Day Ten
I’m continuing to make progress and have added a processing step to extract verbatim text for each exemption argument and conclusion from the Decision Notices to allow the summaries to be “fact checked” on the page. This was really straightforward, as I can verify the content against the original source. At the moment, I’ve set this to be collapsed by default to keep the UI clean, but it’s easily accessible where needed.
As the tasks for the sprint are done, I’ve had time to watch the background noise of the internet. It’s been a while since I’ve done anything like this, and I am testing some fairly harsh WAF rules to see what happens. Even with no real footprint or content, the volume of “bad” traffic is much higher than I remember it being. It feels like a sign of the times. A lot of it is clearly AI driven, though not labeled as such, and I guess there will be more of this as autonomous agents become more common.
With that in mind, I am wondering if I should actually be making it easier for genuine well behaved agents to find things. I find the idea of serving them markdown to be an interesting one, and more appealing than the llms.txt idea.

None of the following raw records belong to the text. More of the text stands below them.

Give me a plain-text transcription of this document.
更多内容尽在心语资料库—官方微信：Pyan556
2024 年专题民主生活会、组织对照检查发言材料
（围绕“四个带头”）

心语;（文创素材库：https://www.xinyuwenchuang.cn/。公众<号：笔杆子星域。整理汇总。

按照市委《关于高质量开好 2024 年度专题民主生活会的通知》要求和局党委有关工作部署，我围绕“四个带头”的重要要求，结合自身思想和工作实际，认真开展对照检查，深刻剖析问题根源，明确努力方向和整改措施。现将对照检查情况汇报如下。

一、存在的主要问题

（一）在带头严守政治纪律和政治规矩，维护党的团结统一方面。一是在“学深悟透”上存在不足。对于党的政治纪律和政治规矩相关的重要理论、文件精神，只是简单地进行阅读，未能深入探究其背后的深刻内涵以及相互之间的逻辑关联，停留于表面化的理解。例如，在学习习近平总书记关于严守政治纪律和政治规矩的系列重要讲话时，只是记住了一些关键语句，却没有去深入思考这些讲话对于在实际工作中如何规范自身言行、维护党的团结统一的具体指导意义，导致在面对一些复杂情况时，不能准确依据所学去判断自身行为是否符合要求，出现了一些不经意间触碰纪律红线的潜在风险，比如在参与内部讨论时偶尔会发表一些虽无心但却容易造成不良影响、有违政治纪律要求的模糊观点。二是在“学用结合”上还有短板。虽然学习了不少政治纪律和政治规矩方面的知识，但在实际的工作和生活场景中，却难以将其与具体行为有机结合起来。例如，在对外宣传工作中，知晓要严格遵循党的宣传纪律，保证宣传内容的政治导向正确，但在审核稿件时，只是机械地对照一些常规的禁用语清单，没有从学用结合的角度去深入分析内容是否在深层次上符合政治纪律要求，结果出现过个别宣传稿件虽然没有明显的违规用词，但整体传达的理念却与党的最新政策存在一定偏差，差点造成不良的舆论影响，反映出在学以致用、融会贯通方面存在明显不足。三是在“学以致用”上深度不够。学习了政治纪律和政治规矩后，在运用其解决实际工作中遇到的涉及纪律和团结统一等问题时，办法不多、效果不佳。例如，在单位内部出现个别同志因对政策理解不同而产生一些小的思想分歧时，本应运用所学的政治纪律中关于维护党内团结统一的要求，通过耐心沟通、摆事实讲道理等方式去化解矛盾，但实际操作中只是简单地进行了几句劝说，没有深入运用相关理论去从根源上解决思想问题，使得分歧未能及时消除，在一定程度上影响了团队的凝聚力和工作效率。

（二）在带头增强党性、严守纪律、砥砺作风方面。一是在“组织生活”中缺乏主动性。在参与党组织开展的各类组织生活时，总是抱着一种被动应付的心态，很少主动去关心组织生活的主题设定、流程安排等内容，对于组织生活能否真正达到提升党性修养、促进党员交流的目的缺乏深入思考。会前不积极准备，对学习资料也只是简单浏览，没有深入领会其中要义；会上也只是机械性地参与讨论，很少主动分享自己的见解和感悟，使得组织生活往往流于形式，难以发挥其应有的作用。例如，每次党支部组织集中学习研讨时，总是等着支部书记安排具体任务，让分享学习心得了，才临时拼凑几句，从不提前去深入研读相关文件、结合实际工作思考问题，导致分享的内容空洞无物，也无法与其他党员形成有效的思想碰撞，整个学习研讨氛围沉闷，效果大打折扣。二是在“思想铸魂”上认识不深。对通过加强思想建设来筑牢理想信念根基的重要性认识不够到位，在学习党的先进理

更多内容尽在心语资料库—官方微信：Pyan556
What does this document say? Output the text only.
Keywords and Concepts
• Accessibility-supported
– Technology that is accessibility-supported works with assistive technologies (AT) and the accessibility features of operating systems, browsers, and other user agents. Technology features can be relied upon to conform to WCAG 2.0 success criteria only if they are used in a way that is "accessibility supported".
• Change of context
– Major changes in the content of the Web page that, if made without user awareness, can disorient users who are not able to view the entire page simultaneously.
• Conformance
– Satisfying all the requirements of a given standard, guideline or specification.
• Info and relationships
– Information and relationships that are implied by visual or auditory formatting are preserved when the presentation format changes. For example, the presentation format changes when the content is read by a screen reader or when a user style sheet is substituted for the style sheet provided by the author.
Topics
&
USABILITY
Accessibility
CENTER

I’m also weighing up design choices around mixed outcome public interest tests. At the moment, users can browse all tests within a single DN, but by default, each test that covers a specific exemption and outcome can be viewed separately. I’m considering if this might be more confusing than helpful. The navigation needs to stay intuitive though, and seeing two results with contradictory outcomes next to each other might not be ideal. I could combine these and have multiple cards per page, but that would lose something I think. The granularity vs simplicity trade-off is as old as time. Something to think about nonetheless.